①106万円の壁の撤廃によって影響を受けるパターン
 年収106万円以下の労働者(週の所定労働時間が20時間以上)で配偶者の扶養(社会保険)に入っている人
②企業規模要件の撤廃によって影響を受けるパターン
 年収130万円以下の労働者(週の所定労働時間が20時間以上)で、従業員50人以下の企業で働き、配偶者の扶養(社会保険)に入っている人

今回のシュミレーション
月収を8万円に抑えているAさん(40歳)が、106万円の壁の撤廃により受ける実質的な影響額を計算したいと思います。(週の所定労働時間が20時間以上)
上記でいうと①のパターンになりますね。

毎月の手取り額

ケース手取り額 円/月
106万円の壁がない場合(社保扶養)80,000円
106万円の壁がある場合(社保加入)67,611円

毎月の手取り額は、両者で比較すると月額で12,389円の差が、年間では148,668円の差額になります。
20年間で考えると、差額は2,973,360円に広がります。
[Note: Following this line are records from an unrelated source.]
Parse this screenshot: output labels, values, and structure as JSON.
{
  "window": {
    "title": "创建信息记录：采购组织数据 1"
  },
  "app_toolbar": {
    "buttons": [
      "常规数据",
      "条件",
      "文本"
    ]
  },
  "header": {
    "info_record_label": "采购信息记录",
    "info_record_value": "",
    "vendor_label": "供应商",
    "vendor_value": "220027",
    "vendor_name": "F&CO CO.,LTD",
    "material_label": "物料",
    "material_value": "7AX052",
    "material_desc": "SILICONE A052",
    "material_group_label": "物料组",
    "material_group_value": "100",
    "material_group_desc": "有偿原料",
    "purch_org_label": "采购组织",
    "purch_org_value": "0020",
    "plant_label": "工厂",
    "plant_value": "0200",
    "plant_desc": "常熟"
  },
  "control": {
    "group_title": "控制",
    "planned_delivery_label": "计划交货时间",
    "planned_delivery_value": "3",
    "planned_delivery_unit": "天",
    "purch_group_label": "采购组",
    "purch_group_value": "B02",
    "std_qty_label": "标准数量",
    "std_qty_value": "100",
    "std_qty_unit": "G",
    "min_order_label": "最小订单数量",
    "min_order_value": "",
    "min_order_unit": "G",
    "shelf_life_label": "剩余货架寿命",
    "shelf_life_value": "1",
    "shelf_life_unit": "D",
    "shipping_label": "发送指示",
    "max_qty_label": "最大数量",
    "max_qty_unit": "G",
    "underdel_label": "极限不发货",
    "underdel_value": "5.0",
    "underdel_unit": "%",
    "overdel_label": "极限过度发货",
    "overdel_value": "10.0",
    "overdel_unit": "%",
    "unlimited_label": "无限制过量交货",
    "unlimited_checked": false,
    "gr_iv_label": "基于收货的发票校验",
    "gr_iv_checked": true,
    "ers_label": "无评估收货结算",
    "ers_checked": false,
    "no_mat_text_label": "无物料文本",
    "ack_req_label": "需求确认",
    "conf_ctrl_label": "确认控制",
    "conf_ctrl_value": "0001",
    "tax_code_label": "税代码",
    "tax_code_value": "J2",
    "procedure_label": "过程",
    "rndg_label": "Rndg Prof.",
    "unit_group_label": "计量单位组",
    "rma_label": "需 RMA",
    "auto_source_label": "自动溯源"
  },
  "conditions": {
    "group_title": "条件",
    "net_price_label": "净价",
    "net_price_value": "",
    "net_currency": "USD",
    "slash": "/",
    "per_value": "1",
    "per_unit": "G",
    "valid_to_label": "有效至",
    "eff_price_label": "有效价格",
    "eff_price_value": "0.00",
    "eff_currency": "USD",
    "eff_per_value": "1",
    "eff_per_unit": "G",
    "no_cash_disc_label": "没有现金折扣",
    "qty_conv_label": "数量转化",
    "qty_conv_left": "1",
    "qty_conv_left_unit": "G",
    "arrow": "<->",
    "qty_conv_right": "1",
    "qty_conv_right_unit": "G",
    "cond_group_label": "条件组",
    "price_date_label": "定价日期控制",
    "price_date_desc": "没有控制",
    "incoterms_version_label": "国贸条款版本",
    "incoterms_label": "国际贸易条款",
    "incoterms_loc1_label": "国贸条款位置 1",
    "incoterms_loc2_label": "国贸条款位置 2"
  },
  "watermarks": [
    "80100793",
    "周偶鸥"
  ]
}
そのため、手取り額だけで考えると、実質的には増税となってしまいます。
※沖縄県の協会けんぽの保険料(2024年12月現在)で計算しております。
※雇用保険料については考慮しておりません。

では、社保加入により厚生年金を受給できるメリットを考慮するとどうなるでしょうか?

◇厚生年金の受給額

厚生年金は加入月数に応じて支給額が変化するため、Aさんが40歳~60歳まで20年間、月8万円の収入を得ていた場合のケースを考えてみます。

ケース年金額(厚生年金)円/年
106万円の壁がない場合(社保扶養)0円
106万円の壁がある場合(社保加入)115,759円

※年金の計算において、改定率や経過的加算等の影響は加味しておりません。

年金の支給開始は現在65歳~となっているため、仮にAさんが80歳まで生きたと仮定すると、
115,759円×15年の1,736,385円の厚生年金を受給したという計算になります。
これまでに負担した社会保険料は20年間で2.973,360円になるため、負担した保険料分の方が多い計算になります。もし、支払った社会保険料のもとをとろうと思うと、26年間受給する必要があり、91歳まで生きている必要があります。。。

結論
社会保険の適用拡大(106万円の壁の撤廃)により多くの方にとっては、負担する保険料>受給する厚生年金となることから、実質的な増税になります。
但し、1週間の所定労働時間が20時間以上で月収8万円の場合のシミュレーションであり、これを時給換算すると1,000円未満の時給です。
そのため、今回のシミュレーションの結果がそのまま当てはまるのは、都市部以外の地域で月の収入を8万8千円未満に抑えて働いている方になります。